The courts have been mostly closed since shortly after the pandemic began, except for urgent matters, with some hearings held by telephone or video. The first stage of the reopening will involve 149 courtrooms in 44 buildings across the province, the group said in its court filing. Some criminal trials will be held, according to the Superior Court website; jury trials will not happen until at least September. Regional judges will direct which civil and family matters may be heard in person.

Michael Spratt, a criminal-defence lawyer based in Ottawa, said no one should have to return to an unsafe workplace, and courthouses could be made safer. “But Crown attorneys have consistently told court, when opposing bail or seeking custodial sentences, that jails are safe – despite outdated HVAC systems, the inability to physically distance, and most inmates being denied masks.

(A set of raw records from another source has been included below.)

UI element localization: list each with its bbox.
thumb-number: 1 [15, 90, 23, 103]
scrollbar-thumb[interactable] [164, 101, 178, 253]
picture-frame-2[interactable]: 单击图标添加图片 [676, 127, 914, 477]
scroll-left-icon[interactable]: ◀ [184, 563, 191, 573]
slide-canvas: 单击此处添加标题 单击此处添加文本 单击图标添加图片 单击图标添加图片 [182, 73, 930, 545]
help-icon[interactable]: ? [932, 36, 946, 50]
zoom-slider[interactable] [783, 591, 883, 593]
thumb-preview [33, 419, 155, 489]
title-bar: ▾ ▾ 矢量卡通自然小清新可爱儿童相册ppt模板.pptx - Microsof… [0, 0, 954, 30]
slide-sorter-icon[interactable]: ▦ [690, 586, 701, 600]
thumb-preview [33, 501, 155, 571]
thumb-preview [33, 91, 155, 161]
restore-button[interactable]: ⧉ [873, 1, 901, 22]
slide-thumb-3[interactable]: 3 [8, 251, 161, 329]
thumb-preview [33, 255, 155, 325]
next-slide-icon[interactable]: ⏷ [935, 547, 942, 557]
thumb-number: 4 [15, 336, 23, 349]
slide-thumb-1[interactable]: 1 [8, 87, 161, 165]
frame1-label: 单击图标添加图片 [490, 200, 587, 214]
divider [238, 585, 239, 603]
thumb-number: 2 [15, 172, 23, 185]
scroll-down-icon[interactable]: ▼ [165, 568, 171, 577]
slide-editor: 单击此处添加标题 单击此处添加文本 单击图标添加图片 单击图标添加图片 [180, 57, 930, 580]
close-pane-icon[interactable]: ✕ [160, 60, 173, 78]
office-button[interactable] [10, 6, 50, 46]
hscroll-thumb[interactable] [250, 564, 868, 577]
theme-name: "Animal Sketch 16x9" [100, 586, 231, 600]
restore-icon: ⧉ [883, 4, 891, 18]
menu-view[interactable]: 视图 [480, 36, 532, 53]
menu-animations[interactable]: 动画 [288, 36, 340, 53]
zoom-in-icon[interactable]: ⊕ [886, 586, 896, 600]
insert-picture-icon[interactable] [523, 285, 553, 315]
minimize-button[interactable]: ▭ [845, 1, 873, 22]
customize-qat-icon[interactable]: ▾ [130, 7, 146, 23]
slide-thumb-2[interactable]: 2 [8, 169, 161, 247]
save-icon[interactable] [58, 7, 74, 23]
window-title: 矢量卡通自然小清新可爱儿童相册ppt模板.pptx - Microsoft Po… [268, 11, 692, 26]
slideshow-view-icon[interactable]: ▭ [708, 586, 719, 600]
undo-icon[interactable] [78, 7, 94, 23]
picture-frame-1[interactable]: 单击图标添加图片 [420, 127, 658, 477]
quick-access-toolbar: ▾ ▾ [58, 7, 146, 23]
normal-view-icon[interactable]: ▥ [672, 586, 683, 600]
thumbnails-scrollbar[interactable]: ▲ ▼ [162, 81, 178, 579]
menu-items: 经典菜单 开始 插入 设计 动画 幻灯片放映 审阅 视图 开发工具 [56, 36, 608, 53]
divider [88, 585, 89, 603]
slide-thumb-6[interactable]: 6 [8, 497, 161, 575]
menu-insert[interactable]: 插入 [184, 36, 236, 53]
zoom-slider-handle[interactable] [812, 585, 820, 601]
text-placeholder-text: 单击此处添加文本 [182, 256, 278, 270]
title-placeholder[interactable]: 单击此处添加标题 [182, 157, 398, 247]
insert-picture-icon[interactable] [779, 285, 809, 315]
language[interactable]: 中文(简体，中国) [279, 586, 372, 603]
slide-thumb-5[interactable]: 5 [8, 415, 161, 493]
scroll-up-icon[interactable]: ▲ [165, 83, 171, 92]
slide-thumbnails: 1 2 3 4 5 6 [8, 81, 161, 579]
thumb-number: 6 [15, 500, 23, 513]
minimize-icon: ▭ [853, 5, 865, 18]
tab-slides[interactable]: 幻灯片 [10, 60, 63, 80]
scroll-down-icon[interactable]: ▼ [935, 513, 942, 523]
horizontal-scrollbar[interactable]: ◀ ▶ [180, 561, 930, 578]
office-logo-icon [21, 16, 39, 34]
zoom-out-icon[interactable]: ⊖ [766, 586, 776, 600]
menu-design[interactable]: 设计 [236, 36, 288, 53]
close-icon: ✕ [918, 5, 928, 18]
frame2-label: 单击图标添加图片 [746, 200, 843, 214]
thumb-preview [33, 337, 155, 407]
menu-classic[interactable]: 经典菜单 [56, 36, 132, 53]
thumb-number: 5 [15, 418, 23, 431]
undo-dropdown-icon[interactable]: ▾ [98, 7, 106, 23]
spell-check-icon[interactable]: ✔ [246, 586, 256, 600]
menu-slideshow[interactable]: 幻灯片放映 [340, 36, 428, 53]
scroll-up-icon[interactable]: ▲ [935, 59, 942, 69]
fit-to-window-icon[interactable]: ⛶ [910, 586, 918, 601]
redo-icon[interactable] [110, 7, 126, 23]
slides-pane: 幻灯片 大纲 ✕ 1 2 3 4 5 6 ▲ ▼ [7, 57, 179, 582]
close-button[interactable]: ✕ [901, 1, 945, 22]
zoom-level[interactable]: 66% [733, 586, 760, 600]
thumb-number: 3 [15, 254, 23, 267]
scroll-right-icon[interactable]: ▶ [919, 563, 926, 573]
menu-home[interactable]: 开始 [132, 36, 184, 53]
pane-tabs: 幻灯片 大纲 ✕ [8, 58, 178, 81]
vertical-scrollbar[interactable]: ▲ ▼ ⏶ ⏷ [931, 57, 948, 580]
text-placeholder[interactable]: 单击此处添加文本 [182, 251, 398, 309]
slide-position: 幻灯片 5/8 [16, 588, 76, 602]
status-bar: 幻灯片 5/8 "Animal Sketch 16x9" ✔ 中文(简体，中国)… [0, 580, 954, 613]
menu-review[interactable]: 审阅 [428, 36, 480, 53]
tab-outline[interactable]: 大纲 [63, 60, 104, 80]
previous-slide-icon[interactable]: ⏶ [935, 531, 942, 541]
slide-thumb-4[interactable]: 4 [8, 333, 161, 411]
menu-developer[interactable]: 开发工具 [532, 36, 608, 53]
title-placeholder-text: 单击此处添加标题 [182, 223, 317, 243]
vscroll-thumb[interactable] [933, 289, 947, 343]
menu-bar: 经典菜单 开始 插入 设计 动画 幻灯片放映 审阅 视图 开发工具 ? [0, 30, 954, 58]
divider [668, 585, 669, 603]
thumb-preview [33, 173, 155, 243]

This level of rank hypocrisy is unbecoming and deeply disappointing,” he said in an interview.

Currently, there is one positive COVID-19 case in Ontario’s jails, and there have been 125 resolved cases, a corrections spokesman said Monday.

Mr. Loparco replied that the jails are a separate issue. “They can say what they want. I totally disagree.”

The prosecutors and other court workers accuse the Ministry of the Attorney General of having used risk assessors with no background in how the courts function or in how the virus spreads – for instance, they say, a forestry specialist was used in North Bay. They say the government excluded their associations from discussions on their safety plan.

They demand a mandatory mask policy in court buildings for all visitors at all times, except when speaking in court. Those who work in courthouses would need to wear masks when they are unable to maintain a physical distance of six feet from others.

They also want people currently infected with COVID-19 kept out of court buildings. “It is our understanding that no person will be denied entry even if they have contracted the virus and admit to it,” the court filing says.